Clark Reaches the Pacific
The Lewis and Clark Expedition, also known as the Corps of Discovery, traveled by land across North America in 1804 and 1805. Before deciding to build its winter fort on the south side of the Columbia River, the Corps explored the north side, land now part of Washington state. William Clark, one of the captains leading the expedition, took 11 men from their camp at McGowan, Station Camp, and traveled overland to the ocean beach, stopping to camp overnight near present-day Ilwaco. In his journal, Clark wrote, "Men appear much satisfied with their trip, beholding with estonishment the high waves dashing against the rocks of this emence Ocian" (Reuben Gold Thwaites, 234).
Clark's party walked up the sandy beach from Beard's Hollow to the northern side of today's Long Beach. Their route would have been farther inland than the beach we see today because in the intervening centuries sand accretion has added significantly to the shore. The group followed a long-used "highway" on which Indians took advantage of the beach's expanse of hard-packed, wet sand for easy travel between the Columbia River and Willapa Bay.
Before turning back to Station Camp, Clark inscribed his name and the date on a pine tree. Meriwether Lewis (1774-1809) and Clark inscribed their names and the dates at a number of locations along their route, both to mark their presence for posterity and to bolster American claims to the contested lands west of the Rockies, north of the Spanish colonies, and south of the Russian colonies -- today's British Columbia and Pacific Northwest.
The Corps Remembered
Americans would not return to the peninsula for several decades.
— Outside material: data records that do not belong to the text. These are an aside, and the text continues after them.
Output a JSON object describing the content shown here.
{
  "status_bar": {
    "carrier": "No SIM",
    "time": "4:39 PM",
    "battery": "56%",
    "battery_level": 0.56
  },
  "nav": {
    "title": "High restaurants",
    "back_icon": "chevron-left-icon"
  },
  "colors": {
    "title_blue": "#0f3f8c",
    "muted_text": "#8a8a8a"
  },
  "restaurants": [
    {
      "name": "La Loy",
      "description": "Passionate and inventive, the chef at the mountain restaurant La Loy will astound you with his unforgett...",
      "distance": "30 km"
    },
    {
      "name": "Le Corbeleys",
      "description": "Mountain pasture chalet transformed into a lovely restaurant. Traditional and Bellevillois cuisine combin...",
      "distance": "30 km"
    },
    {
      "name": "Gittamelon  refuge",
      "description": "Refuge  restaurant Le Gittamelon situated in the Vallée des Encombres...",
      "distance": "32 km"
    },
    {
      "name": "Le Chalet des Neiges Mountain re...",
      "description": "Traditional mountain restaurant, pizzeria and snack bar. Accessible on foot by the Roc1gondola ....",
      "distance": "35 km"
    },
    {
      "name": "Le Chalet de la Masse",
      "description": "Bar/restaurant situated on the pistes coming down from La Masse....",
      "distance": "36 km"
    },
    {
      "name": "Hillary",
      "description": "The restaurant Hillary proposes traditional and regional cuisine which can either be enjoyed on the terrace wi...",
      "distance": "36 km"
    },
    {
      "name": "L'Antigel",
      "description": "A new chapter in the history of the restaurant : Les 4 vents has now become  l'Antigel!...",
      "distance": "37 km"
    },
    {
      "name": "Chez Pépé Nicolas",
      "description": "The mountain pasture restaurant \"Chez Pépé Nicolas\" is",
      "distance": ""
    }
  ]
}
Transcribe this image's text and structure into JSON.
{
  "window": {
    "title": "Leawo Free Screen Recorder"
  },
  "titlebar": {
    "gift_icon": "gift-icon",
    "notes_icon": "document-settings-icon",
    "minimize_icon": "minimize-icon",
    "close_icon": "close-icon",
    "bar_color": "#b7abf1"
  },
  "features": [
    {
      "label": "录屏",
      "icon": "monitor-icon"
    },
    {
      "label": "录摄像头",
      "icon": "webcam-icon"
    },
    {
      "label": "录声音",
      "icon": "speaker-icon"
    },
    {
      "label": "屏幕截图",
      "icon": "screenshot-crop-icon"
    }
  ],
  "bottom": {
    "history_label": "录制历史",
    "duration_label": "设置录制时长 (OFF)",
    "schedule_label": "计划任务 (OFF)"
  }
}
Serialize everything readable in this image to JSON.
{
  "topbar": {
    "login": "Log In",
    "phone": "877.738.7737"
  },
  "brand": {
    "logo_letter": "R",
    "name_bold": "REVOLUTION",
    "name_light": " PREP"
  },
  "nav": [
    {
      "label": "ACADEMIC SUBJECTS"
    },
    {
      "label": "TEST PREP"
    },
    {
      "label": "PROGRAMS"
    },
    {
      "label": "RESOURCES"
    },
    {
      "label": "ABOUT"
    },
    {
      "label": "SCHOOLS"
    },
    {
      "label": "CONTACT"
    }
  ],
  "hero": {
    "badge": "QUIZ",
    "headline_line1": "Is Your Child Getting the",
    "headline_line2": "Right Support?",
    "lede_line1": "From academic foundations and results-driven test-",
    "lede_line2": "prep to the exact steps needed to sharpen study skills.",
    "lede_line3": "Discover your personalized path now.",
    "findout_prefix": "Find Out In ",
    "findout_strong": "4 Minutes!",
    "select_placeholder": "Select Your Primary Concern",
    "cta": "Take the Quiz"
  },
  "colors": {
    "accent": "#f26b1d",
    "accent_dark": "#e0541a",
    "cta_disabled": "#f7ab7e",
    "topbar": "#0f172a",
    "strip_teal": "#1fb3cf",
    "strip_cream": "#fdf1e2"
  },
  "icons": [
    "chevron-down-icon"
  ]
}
In the 1850s and 1860s farmers began to claim land in the area and a stagecoach ran along the beach between Ilwaco and Oysterville, at the northern end of the peninsula.
The tree on which Clark had placed his initials was removed, some suspect, by an unwitting road crew many years ago and is lost. In 2000, in preparation for the bicentennial of the Lewis and Clark Expedition, the cities of Long Beach and Ilwaco and the Washington State Parks & Recreation Commission, working with the Washington State National and Air National guards and the Oregon National Guard, began work on the Discovery Trail. The 8.5-mile trail follows the Clark group's route from Baker Bay on the Columbia River to Long Beach.
In Long Beach the trail follows the city's boardwalk. At approximately the northern terminus of Clark's walk on the peninsula stands Clark's Tree, a bronze sculpture of a pine-tree snag by Utah artist Stanley Wanlass (b. 1941). Wanlass inscribed the tree trunk with the phrase, "William Clark. November 19, 1805. By land from the U. States," which is believed to be what Clark carved into the pine.
Two other sculptures elsewhere on the Discovery Trail depict Clark and a sturgeon he found on the beach. A reconstructed gray whale skeleton stands in for a whale carcass that Clark's group came upon during their visit. At the Ilwaco end of the trail, on the waterfront, a sculpture of a California condor depicts the birds that Clark identified as buzzards.